To follow developments over time in the corporate and employee rain gardens, a dedicated website has been launched to “Watch Our Gardens Grow.” In the future, the website will also include a virtual chat room, called “Over the Backyard Fence,” to provide a discussion forum for company rain gardeners.

Another feature of the Black & Veatch rain garden program is the involvement of local youth from the company’s Explorer Post #2455 group. The group will sponsor a native plant sale at the Ward Parkway site in September. Black & Veatch will also hold an autumn seminar featuring lectures from master gardeners associated with Kansas City’s 10,000 Rain Gardens initiative.

The 10,000 Rain Gardens initiative links citizens, corporate sponsors, educators and members of non-profit organizations with government officials to take action on important environmental issues like water quality and storm water flow. Planting 10,000 actual rain gardens in the Kansas City area during the next few years should reduce potential problems with water pollution and stream degradation.

A rain garden is a shallow basin or depression planted with native plants. The native plants have deep roots that allow water to infiltrate into the soil.
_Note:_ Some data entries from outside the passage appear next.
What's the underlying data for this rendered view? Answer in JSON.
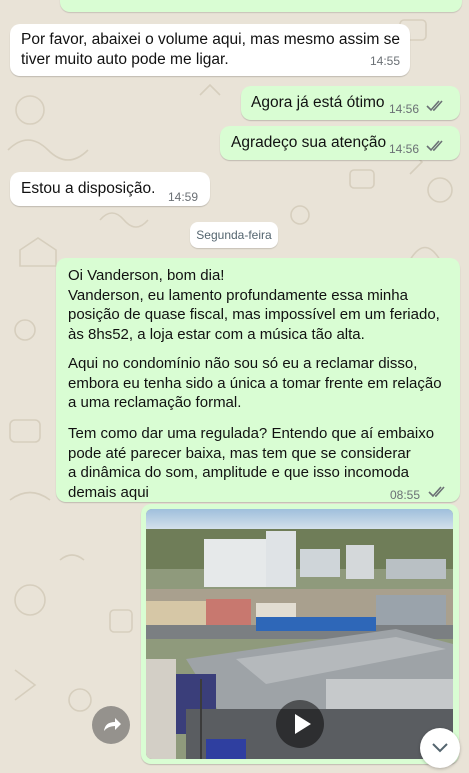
{
  "colors": {
    "wallpaper": "#e9e3d7",
    "incoming_bubble": "#ffffff",
    "outgoing_bubble": "#d9fdd3",
    "read_ticks": "#53bdeb",
    "sent_ticks": "#6b7075"
  },
  "messages": [
    {
      "direction": "incoming",
      "text": "Por favor, abaixei o volume aqui, mas mesmo assim se\ntiver muito auto pode me ligar.",
      "time": "14:55"
    },
    {
      "direction": "outgoing",
      "text": "Agora já está ótimo",
      "time": "14:56",
      "status_icon": "double-check-icon"
    },
    {
      "direction": "outgoing",
      "text": "Agradeço sua atenção",
      "time": "14:56",
      "status_icon": "double-check-icon"
    },
    {
      "direction": "incoming",
      "text": "Estou a disposição.",
      "time": "14:59"
    }
  ],
  "day_separator": "Segunda-feira",
  "long_message": {
    "direction": "outgoing",
    "paragraph_1": "Oi Vanderson, bom dia!\nVanderson, eu lamento profundamente essa minha\nposição de quase fiscal, mas impossível em um feriado,\nàs 8hs52, a loja estar com a música tão alta.",
    "paragraph_2": "Aqui no condomínio não sou só eu a reclamar disso,\nembora eu tenha sido a única a tomar frente em relação\na uma reclamação formal.",
    "paragraph_3": "Tem como dar uma regulada? Entendo que aí embaixo\npode até parecer baixa, mas tem que se considerar\na dinâmica do som, amplitude e que isso incomoda\ndemais aqui",
    "time": "08:55",
    "status_icon": "double-check-icon"
  },
  "media_message": {
    "type": "video",
    "description_icon": "video-thumbnail",
    "controls": [
      "forward-icon",
      "play-icon",
      "scroll-down-icon"
    ]
  }
}
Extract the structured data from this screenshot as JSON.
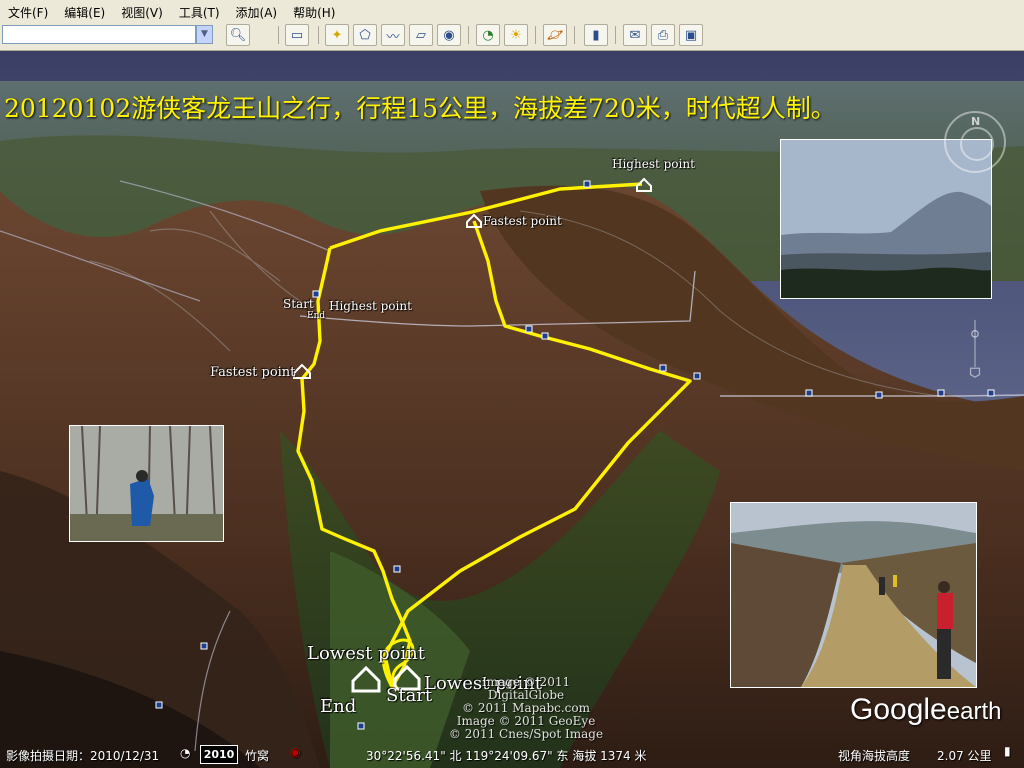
{
  "menubar": {
    "items": [
      "文件(F)",
      "编辑(E)",
      "视图(V)",
      "工具(T)",
      "添加(A)",
      "帮助(H)"
    ]
  },
  "toolbar": {
    "search_value": "",
    "buttons": [
      "sidebar-icon",
      "placemark-icon",
      "polygon-icon",
      "path-icon",
      "overlay-icon",
      "tour-icon",
      "historical-imagery-icon",
      "sunlight-icon",
      "planets-icon",
      "ruler-icon",
      "email-icon",
      "print-icon",
      "save-image-icon"
    ]
  },
  "map": {
    "title": "20120102游侠客龙王山之行，行程15公里，海拔差720米，时代超人制。",
    "labels": {
      "highest_point_top": "Highest point",
      "fastest_point_top": "Fastest point",
      "start_mid": "Start",
      "highest_point_mid": "Highest point",
      "end_mid": "End",
      "fastest_point_left": "Fastest point",
      "lowest_point": "Lowest point",
      "end": "End",
      "start": "Start",
      "lowest_point_partial": "Lowest point"
    },
    "credits": [
      "Image © 2011 DigitalGlobe",
      "© 2011 Mapabc.com",
      "Image © 2011 GeoEye",
      "© 2011 Cnes/Spot Image"
    ],
    "route_color": "#FFF200"
  },
  "logo": {
    "google": "Google",
    "earth": "earth"
  },
  "statusbar": {
    "imagery_date_label": "影像拍摄日期：2010/12/31",
    "year": "2010",
    "place_partial": "竹窝",
    "coordinates": "30°22'56.41\" 北 119°24'09.67\" 东 海拔 1374 米",
    "eye_alt_label": "视角海拔高度",
    "eye_alt_value": "2.07 公里"
  }
}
According to recent research, properly designed rain gardens can effectively trap and retain up to 99% of common pollutants in urban storm runoff, potentially improving water quality and promoting the conversion of some pollutants into less harmful compounds.

The Kansas City initiative recently was named as one of 15 nationwide finalists in the 2006 Waste Management/U.S. Conference of Mayors City Livability Awards Program. The winners will be announced at the June 3 conference in Las Vegas.